As a proud product of Montana public schools, most recently finishing a degree in biochemistry at Montana State, I have had a lifelong dream of becoming a rural primary care physician. As a future Montana physician, it is clear we face a rural health reckoning in the coming years, and we must act soon to implement changes and ensure improved health care access.
Currently, the rural care workforce in Montana is poorly situated to meet growing demands. Of our rural counties, 39 lack any behavioral health provider, 38 lack a pediatrician and 13 lack a primary care physician altogether — with similar numbers for nurse practitioners and physician assistants.

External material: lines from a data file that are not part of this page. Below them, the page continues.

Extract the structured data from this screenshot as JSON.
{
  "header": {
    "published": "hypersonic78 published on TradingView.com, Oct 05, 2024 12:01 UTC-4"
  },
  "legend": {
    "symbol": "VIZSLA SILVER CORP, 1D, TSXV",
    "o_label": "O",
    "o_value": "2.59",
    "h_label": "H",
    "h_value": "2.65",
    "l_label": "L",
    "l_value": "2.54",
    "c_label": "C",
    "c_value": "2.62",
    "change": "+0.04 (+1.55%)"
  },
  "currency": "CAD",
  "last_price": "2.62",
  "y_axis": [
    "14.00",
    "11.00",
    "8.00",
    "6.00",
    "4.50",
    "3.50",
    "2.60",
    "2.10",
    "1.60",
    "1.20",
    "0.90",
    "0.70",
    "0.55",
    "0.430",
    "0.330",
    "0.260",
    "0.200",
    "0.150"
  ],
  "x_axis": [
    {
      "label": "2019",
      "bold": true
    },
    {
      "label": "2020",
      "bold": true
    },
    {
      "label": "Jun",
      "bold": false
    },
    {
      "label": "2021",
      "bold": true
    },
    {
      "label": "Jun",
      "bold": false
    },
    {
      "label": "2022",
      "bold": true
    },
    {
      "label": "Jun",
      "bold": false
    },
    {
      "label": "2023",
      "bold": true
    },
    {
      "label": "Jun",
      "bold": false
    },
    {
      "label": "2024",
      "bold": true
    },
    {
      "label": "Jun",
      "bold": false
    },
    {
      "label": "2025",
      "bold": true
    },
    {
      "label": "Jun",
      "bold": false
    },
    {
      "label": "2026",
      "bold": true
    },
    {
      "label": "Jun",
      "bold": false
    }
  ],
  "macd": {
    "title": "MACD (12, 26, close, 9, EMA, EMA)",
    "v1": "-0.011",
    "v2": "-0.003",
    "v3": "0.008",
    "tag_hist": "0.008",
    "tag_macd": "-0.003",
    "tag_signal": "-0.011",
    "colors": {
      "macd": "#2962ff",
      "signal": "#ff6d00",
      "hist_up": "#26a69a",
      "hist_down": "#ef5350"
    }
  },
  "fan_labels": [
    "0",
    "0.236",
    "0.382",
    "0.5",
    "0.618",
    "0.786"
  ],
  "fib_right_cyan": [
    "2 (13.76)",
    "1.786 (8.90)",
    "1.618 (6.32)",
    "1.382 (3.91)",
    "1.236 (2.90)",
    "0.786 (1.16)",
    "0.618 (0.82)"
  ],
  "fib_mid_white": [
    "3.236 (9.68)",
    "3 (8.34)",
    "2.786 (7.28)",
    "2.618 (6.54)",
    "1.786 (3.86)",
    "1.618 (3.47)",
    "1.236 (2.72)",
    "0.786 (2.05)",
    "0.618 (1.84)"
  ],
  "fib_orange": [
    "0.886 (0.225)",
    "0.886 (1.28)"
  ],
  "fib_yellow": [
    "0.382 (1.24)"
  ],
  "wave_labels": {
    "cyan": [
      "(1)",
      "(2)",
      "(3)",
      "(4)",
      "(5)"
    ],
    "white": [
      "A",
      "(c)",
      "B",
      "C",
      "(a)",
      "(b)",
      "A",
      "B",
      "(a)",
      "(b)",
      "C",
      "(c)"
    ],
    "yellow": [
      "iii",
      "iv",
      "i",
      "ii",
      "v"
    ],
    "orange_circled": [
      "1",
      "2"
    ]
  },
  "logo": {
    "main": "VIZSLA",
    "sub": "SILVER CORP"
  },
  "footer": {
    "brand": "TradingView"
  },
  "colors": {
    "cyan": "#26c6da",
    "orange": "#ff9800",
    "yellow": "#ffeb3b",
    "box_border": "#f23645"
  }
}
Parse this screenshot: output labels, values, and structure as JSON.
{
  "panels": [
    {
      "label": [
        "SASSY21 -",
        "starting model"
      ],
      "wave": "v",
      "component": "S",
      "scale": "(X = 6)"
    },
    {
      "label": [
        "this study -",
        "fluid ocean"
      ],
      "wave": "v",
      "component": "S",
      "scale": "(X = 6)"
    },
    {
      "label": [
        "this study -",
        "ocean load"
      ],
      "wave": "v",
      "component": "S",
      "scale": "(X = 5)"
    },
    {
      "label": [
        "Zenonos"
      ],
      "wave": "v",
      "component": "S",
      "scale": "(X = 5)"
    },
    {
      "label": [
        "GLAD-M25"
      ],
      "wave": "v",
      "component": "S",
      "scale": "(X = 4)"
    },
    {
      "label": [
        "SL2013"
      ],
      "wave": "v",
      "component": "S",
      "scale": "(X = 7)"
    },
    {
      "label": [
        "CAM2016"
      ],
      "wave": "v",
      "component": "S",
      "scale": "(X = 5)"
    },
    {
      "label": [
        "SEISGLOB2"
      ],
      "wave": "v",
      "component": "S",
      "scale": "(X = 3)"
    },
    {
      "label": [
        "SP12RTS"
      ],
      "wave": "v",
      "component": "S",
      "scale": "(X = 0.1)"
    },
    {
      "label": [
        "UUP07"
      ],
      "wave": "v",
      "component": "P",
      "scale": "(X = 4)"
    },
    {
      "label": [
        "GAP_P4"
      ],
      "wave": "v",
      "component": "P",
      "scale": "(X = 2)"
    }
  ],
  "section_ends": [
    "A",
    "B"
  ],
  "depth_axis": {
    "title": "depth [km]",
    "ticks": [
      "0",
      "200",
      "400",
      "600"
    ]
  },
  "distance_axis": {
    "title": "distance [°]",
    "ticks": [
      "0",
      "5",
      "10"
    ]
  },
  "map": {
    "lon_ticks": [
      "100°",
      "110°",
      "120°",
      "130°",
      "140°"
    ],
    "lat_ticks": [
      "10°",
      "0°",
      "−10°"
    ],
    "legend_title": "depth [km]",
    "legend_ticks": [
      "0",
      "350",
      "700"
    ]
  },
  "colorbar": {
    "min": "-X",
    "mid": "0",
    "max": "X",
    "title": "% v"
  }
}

Insufficient supply of our state’s rural providers leads to 27% of adults lacking a personal health care provider and 38% living in a health professional shortage area.
While these statistics paint a grim picture for rural Montanans’ access to care, Montana has a unique opportunity to reimagine rural medicine and help our providers currently stretched serving rural populations.
One way to alleviate this strain is community health workers, or “CHWs.”
CHWs’ unifying definition is “a frontline public health worker who is a trusted member of and has an unusually close understanding of the community served.” CHWs have received specialized training to check blood pressure, teach individuals to use blood sugar monitors, and provide other forms of basic health care. Importantly, CHWs do not replace other health professionals. Instead, they provide critical resources outside of clinics, helping reduce readmittance at hospitals, improve community health outcome, and free up resources for treating more pressing ailments. More cost effective and patient-centered care by CHWs can relieve strain on physicians, nurses, and other providers already stretched thin in our rural areas.
Excitingly, CHW programs are gaining traction across Montana. In Granite County, a new CHW program works closely with the sheriff’s and emergency departments, addressing behavioral health issues for community members that couldn’t receive resources in the past. Further, Katie Muhly, a CHW in Granite, sees their program as a critical way to enhance wellness in the county and give residents new control over their health. With 32% of the county over the age of 65 (and this number only expected to grow), Muhly helps clients apply for Medicare/Medicaid, performs certain medical screenings, and provides critical patient care in a non-hospital setting. CHWs also focus on community well-being: Muhly has exciting plans to start a cooking class and diabetes management courses soon in Drummond and Phillipsburg.
The program in Granite is just one example, and Montana State University boasts an exemplary 85-hour training course, with full tuition reimbursements available. Speaking with Heidi Blossom, a nurse from Helena who designed the course curriculum, CHWs predominantly don’t have prior medical experience. Instead, they are folks intimate with the community, highlighting retired hairdressers as excellent CHWs she has trained.
Finally, while there are many federal grants for counties to kick start their own programs, Montana must be pragmatic with how we fund CHWs to make them a sustainable entity. Currently, CHWs are not recognized through Montana’s Medicaid program. This must change, as rural states such as Alaska and Texas already have taken this key step to serve their most vulnerable, and we are falling behind. Best of all, studies have shown that CHWs are a cost-effective option for Montana’s budget: one intervention of six CHWs in a community saved a state Medicaid program $1.4 million, with a return of $2.47 per every dollar invested.
If Montana leads investment into CHWs, we can provide cost-saving care for our most vulnerable populations and relieve strain on rural providers moving forward.
Max Yates is a Montana 2020 Truman Scholar and recent Montana State graduate who plans to attend medical school prior to returning to rural Montana to practice as a primary care physician.